To contain a post-accord Iran, the United States will need not only to bolster Saudi Arabia, but Egypt and Turkey as well. […] America requires a strong Egypt — democratic or not — as a regional anti-Iran ally to bolster Saudi Arabia.
Caring at all how the Saudi royals are fairing among all this, while they spread & largely practice the same kind of nuttery that when it’s I.S. doing it prompts BREAKING NEWS!! bulletins & heaping scoops of Be Afraid in the media. Man, that oil addiction has some power, doesn’t it?
Strong Arab dictatorships across the region were convenient to American interests, since they provided a single address in each country for America to go to in the event of regional crises. But now there is much less of that. In several countries, there is simply no one in charge to whom we can bring our concerns.
Why should they care about the US regime’s concerns?
And just when that wasn’t enough, he coughs up an outright falsehood with regard to the Iran-Iraq war of the 1980’s (emphasis mine):
That war, going on as long as it did, represented in part the deliberate decision of the Reagan administration not to intervene.
Reality: during the Iran-Iraq war, the US provided intelligence help & weapons to Iraq, including helping with the launch of chemical weapons, and funneled arms to Iran. That is, not only did the Reagan administration intervene, but they did so on both sides. Whatever contractors made those weapons is probably still spending money from ’88.

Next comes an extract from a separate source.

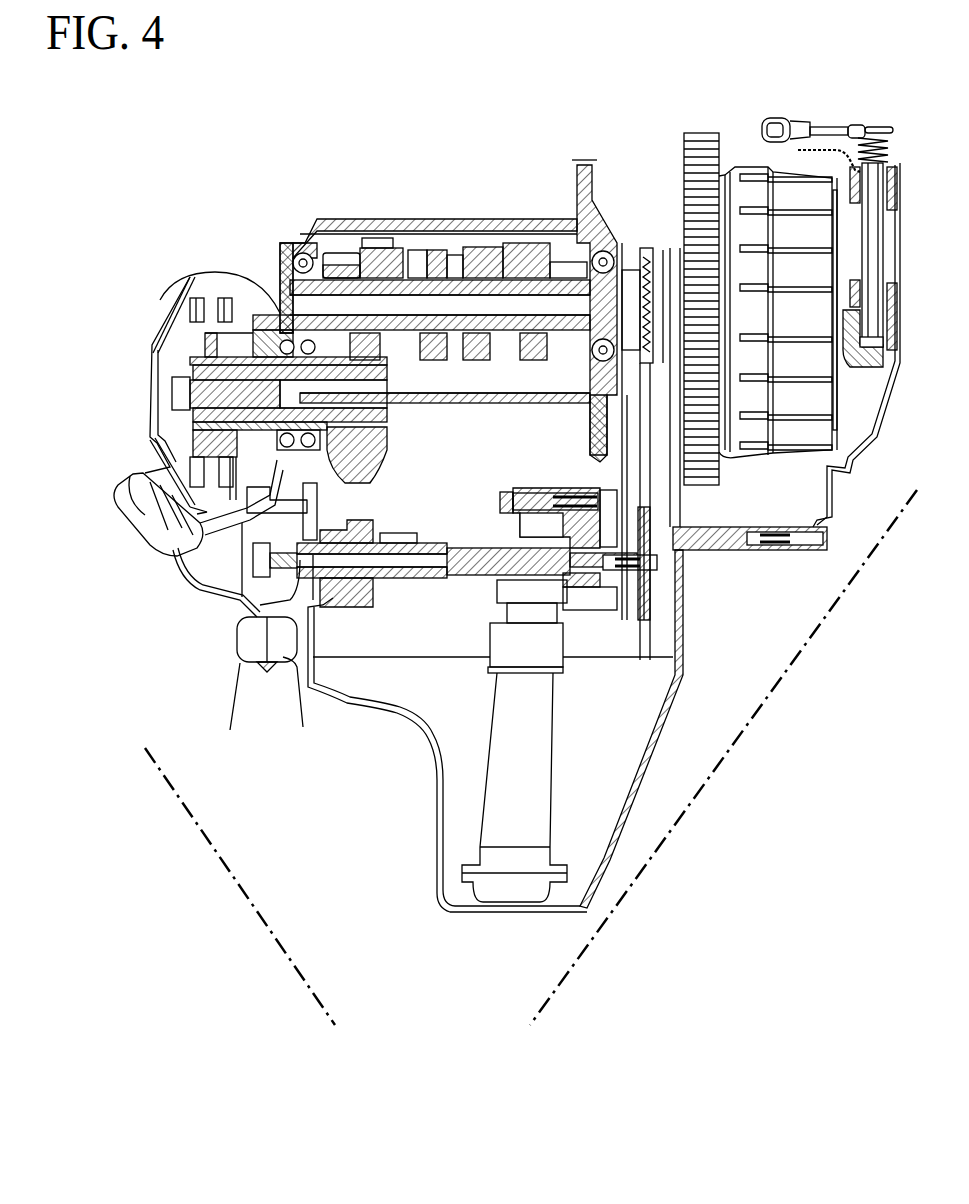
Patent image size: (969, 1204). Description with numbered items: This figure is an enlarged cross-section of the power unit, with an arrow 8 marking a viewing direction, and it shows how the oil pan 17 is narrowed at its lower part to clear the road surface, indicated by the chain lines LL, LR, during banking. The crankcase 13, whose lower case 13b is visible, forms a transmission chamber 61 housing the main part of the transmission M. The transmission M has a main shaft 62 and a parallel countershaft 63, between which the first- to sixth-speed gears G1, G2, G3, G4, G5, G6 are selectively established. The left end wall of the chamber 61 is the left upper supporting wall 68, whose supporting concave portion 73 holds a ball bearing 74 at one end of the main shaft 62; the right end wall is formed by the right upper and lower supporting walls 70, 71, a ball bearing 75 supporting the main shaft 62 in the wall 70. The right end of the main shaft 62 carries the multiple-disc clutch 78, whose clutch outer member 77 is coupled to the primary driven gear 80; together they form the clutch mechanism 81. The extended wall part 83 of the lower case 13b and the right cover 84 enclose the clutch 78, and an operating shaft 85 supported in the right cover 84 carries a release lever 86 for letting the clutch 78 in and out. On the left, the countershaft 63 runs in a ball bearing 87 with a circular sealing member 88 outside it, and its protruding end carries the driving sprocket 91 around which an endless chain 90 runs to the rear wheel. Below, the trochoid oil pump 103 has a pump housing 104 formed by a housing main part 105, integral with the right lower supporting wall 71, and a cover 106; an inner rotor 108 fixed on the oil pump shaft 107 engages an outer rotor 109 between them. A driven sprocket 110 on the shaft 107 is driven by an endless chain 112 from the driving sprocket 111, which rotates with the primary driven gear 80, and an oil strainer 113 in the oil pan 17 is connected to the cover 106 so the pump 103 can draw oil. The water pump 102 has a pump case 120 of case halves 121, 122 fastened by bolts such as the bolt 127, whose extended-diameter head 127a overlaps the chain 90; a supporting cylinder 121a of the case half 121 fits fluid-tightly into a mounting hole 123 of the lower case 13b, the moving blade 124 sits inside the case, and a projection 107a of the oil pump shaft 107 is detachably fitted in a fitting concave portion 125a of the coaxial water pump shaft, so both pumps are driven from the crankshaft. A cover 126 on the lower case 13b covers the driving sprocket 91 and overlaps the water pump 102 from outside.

The challenge now is less to establish democracy than to reestablish order. For without order, there is no freedom for anyone.
Actually, “order” in the sense that the West sees it in that part of the world (that is, centralized authority that happens to play ball with their interests, populace be damned) is the problem. Seeking to impose that order is itself the chaos, as people like Robert Kaplan will never accept the alternative: a spontaneous order that finally writes the US out.